The Mamanwa (variously called Conking, Mamaw, Amamanusa, Manmanua, Mamaua, Mamanwa) are one of the three groups that occupy a very distinct position in Philippine populations. Heretofore, the Mamanwa has been classified as a Negrito subgroup, but physical anthropological data indicate otherwise. The Mamanwa form a distinct branch from the rest of the Philippine populations which include the various groups of the Negrito, and the Austronesian-speaking peoples which now comprise the modern populations. The Mamanwa appear to be an older branch of population appearances in the Philippines affecting to some extent the Negrito of northeastern Luzon. Like all the Negrito groups in the country, the Mamanwa speak a language that is basically that of the dominant group about them.
The Mamanwa can be found in Agusan del Norte, Surigao del Norte, Surigao del Sur, Panaoan Island, and in the mountains of Southern Leyte. The Mamanwan dialect is bordered on the north and east by Suriganon; on the west by a mixed vernacular of Surigaonon and Cebuano; on the southwest by Butuanon; and on the southeast by Bislig Kamayo. Mamanwan is typologically an Austronesian language classified as a member of the Visayan language family tree of the Southern Philippines (by Dyen 1965). According to comparative studies made by Pallesen (1985), the Southern Visayan language family, historically, has two dominant branches which are Proto-Surigao and Proto-Mansaka; from Proto-Surigao are ascended the Mamanwa, Surigaonon, Butuanon, Kamayo, and Tausug.
The national population is about 1,922 (NSO 1990) with concentrations in Agusan del Norte (725) principally in Kitcharao (300) and Santiago (430) (NSO 1980). The people, however, are very mobile, continually relocating themselves in search of subsistence. Lately, they have moved into Southern Leyte.

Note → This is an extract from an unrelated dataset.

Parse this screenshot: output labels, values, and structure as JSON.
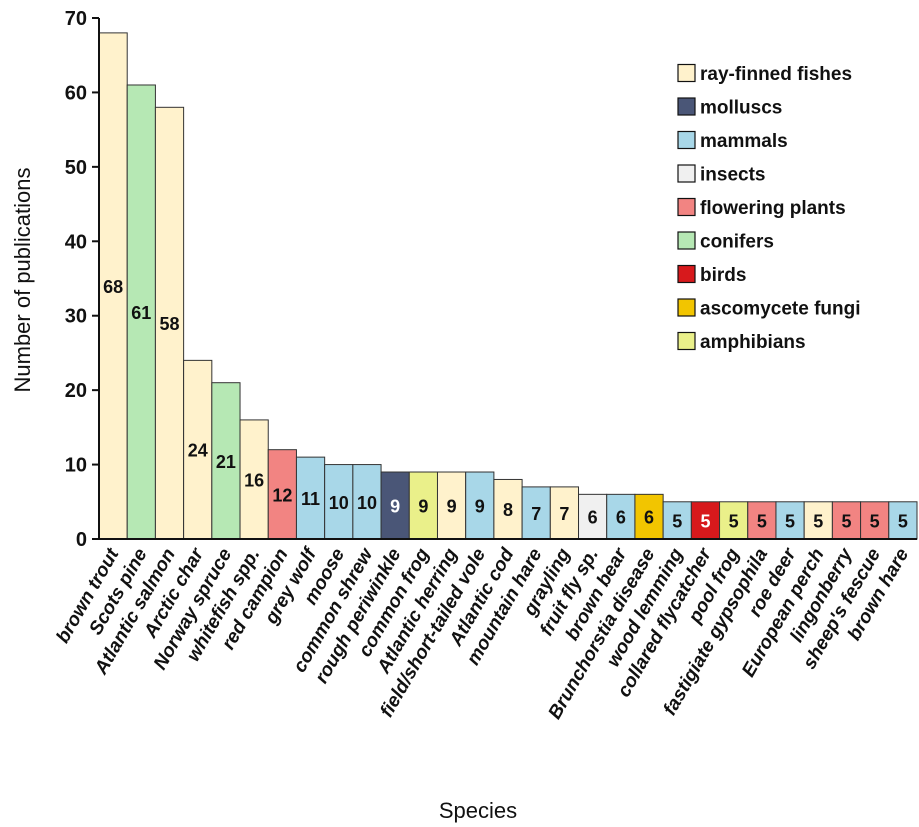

One of the oldest and still extant tribes in the Philippines is the Mamanwa tribe, who bear a striking physical resemblance to the Negritos. Their other name is Mamanwa Negritos and are believed to be descendants of the original settlers of the Philippines. Leadership is accorded to the eldest and most respected males in their community to lead the Mamanwas; once chosen, the role as tribal leader(s) cannot be passed down onto the next of kin. Communes comprise of three to twenty households arranged in a circle atop a high ridge or deep within a valley. The incursion of heavy industry into their heritage lands had forced many to settle in the hinterlands, where they continue to practice their customs and traditions. Hence, some practices have fallen by the wayside, such as traditional hunting by bow and arrow. The Mamanwas receive some of their subsistence from other groups with whom they have forged labor agreements.
The lifeway of the Mamanwa is founded on slash-and-burn cultivation on small patches and minimal wet rice agriculture. Food gathering is heavily relied upon. The bow and arrow which was once important in hunting is no longer in use. Patron-client relationships with members of the surrounding group operate to some extent to provide them with subsistence needs. Settlements are generally small, numbering from three to twenty households in high ridges or valleys. The houses are usually arranged in a circle. Traditionally, dwellings are without walls.
A community is usually composed of kindred. Leadership resides in the oldest and most respected male. The role is not inherited but must be earned.